Templates
If the predefined metrics provided by Bigeye do not satisfy your particular needs, you can also create a metric Template in order to provide specific functionality. This can include matching against a custom format, computing something involving multiple columns or a custom formula, or even checking columns against another table.
What is a template?
A template is a piece of custom SQL that can be run to return a value. They can be used in place of the predefined metrics when creating a new metric. Templates are parameterized so they can be reused across multiple different columns and tables without having potential typographic errors or so that they can all be updated at the same time if something about them needs to change.
Template SQL fragments will be run in the SELECT clause of the generated metric query. They must return either a boolean or numeric value. When used in a metric, they will be further aggregated. Boolean values will be aggregated either in a count or a percent. Numeric values can be aggregated with the min, max, or average value.
See all templates
Templates can be found in the Settings->Templates menu. This is a list that shows all existing templates by name and SQL values.

Various examples of templates.
Create a new template
To create a new template, you click on the new button. You need to provide a warehouse, as you may be writing database-specific SQL in order to make this template work, and it may not make sense in another warehouse. A template takes a name, a return type, and an expression. You can provide placeholders using {{placeholder_name}}
. Each placeholder will describe an input that will be used for the template. The types of the input can be either columns, strings, or numbers. The column type will be filled with columns from the table of the metric. Press save, and the template will be saved.

A metric template that checks to see if an email address is for gmail.
Using a template
Once your template has been created, you can create a new metric using that template. After navigating to a column in the appropriate warehouse, if you click on new metric, you will now see your new template. That will also enable you to input any placeholder values that have been selected. In this case, as the placeholder type was column, a dropdown with the list of columns from this table is populated.

Creating a metric using a is a gmail address template
When the metric is executed, Bigeye will drop the template directly in the executed query on the source, surrounded by the level of aggregation selected.

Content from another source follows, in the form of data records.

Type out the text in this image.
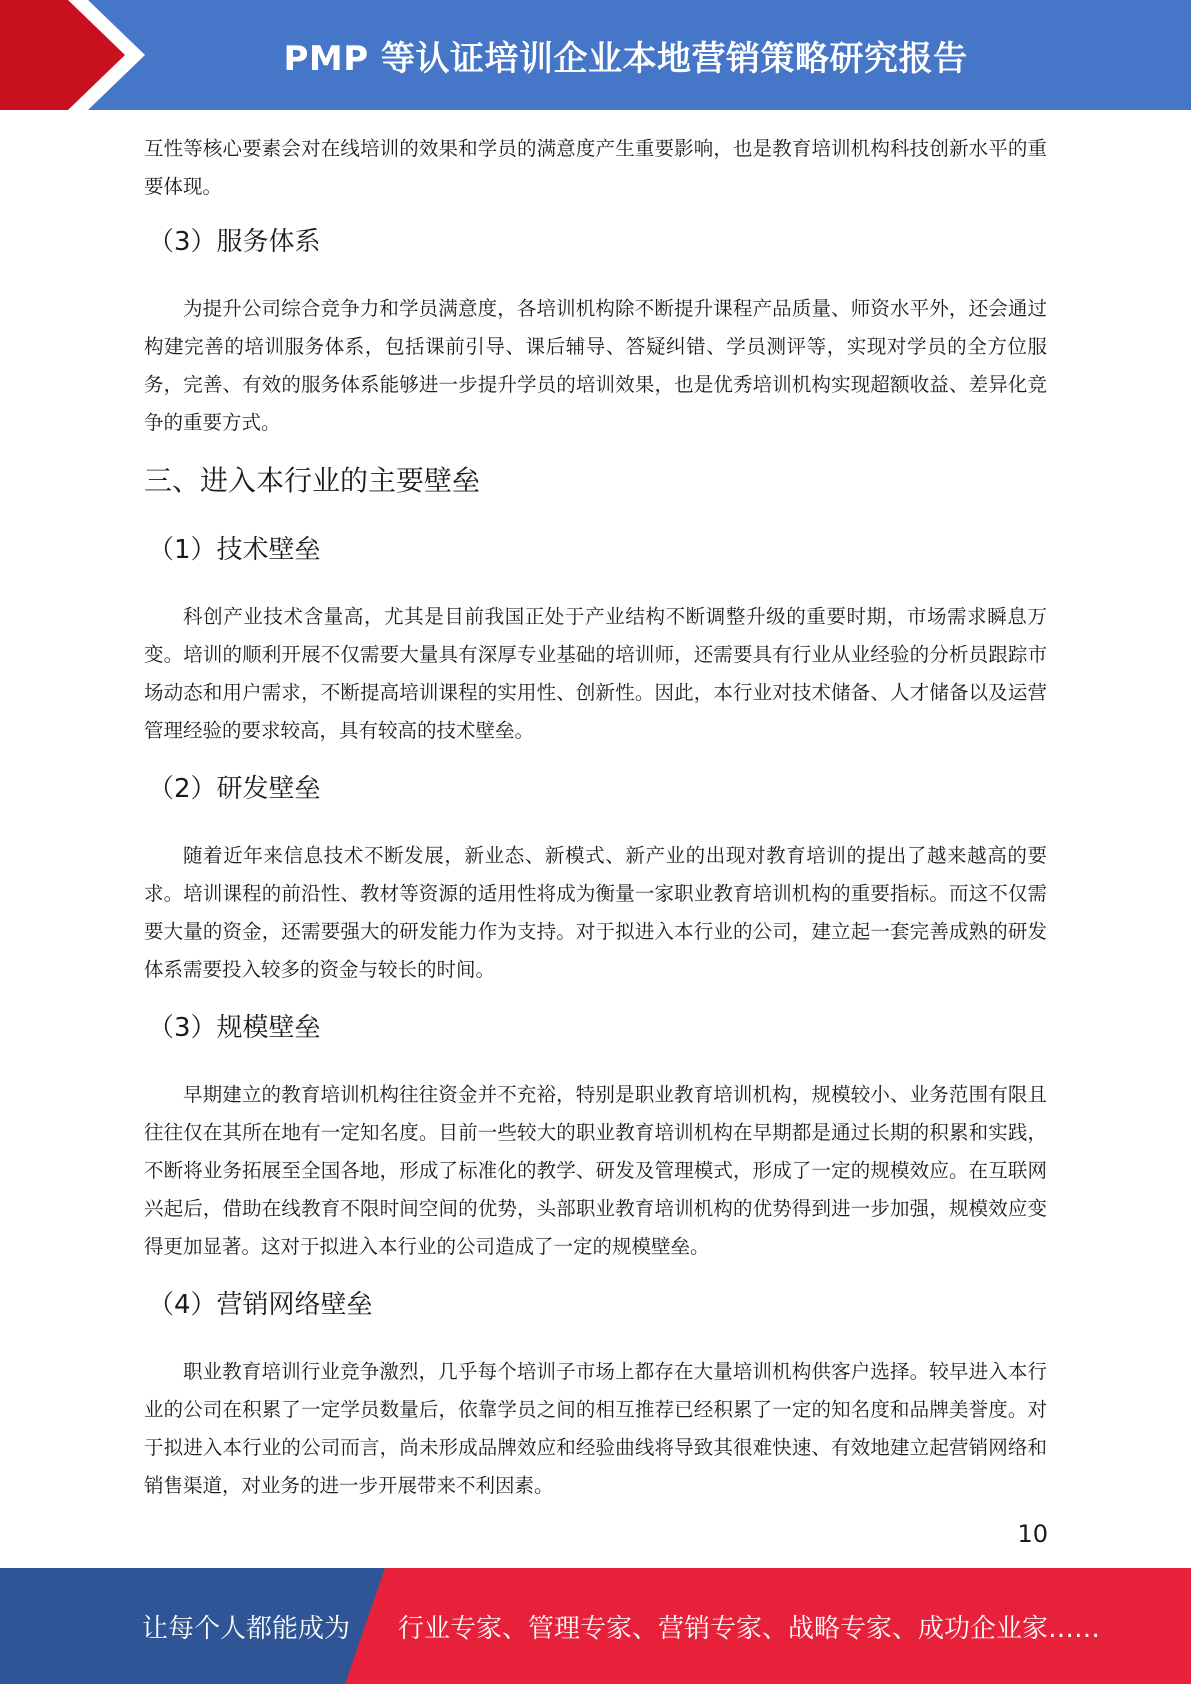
PMP 等认证培训企业本地营销策略研究报告

互性等核心要素会对在线培训的效果和学员的满意度产生重要影响，也是教育培训机构科技创新水平的重要体现。

（3）服务体系

为提升公司综合竞争力和学员满意度，各培训机构除不断提升课程产品质量、师资水平外，还会通过构建完善的培训服务体系，包括课前引导、课后辅导、答疑纠错、学员测评等，实现对学员的全方位服务，完善、有效的服务体系能够进一步提升学员的培训效果，也是优秀培训机构实现超额收益、差异化竞争的重要方式。

三、进入本行业的主要壁垒
（1）技术壁垒

科创产业技术含量高，尤其是目前我国正处于产业结构不断调整升级的重要时期，市场需求瞬息万变。培训的顺利开展不仅需要大量具有深厚专业基础的培训师，还需要具有行业从业经验的分析员跟踪市场动态和用户需求，不断提高培训课程的实用性、创新性。因此，本行业对技术储备、人才储备以及运营管理经验的要求较高，具有较高的技术壁垒。

（2）研发壁垒

随着近年来信息技术不断发展，新业态、新模式、新产业的出现对教育培训的提出了越来越高的要求。培训课程的前沿性、教材等资源的适用性将成为衡量一家职业教育培训机构的重要指标。而这不仅需要大量的资金，还需要强大的研发能力作为支持。对于拟进入本行业的公司，建立起一套完善成熟的研发体系需要投入较多的资金与较长的时间。

（3）规模壁垒

早期建立的教育培训机构往往资金并不充裕，特别是职业教育培训机构，规模较小、业务范围有限且往往仅在其所在地有一定知名度。目前一些较大的职业教育培训机构在早期都是通过长期的积累和实践，不断将业务拓展至全国各地，形成了标准化的教学、研发及管理模式，形成了一定的规模效应。在互联网兴起后，借助在线教育不限时间空间的优势，头部职业教育培训机构的优势得到进一步加强，规模效应变得更加显著。这对于拟进入本行业的公司造成了一定的规模壁垒。

（4）营销网络壁垒

职业教育培训行业竞争激烈，几乎每个培训子市场上都存在大量培训机构供客户选择。较早进入本行业的公司在积累了一定学员数量后，依靠学员之间的相互推荐已经积累了一定的知名度和品牌美誉度。对于拟进入本行业的公司而言，尚未形成品牌效应和经验曲线将导致其很难快速、有效地建立起营销网络和销售渠道，对业务的进一步开展带来不利因素。

10
让每个人都能成为 行业专家、管理专家、营销专家、战略专家、成功企业家……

Debug tab for is a gmail address
Example templates
Some examples for templates:
- Custom formats
If you have a custom format you commonly use, you may want to add a template to ensure that the format is being followed. If the warehouse supports it, any regex support can be very useful. Otherwise formats may be expressed using the like syntax. For example, a validator format which starts as a two or three capitalized letter code, a hyphen, then a number of digits could be expressed on Snowflake using RLIKE({{column}}, '[A-Z]{2,3}-\d+')
- Foreign key verification
As a workaround for Bigeye not currently supporting metrics across multiple tables, templates can be used to validate foreign keys. One template is required per foreign key type. Here is a template that could be used to validate a foreign key that points to my_db.my_table: {{column}} in (select id from my_db.my_table)
. Note: the final table should be fully qualified to make this query function properly.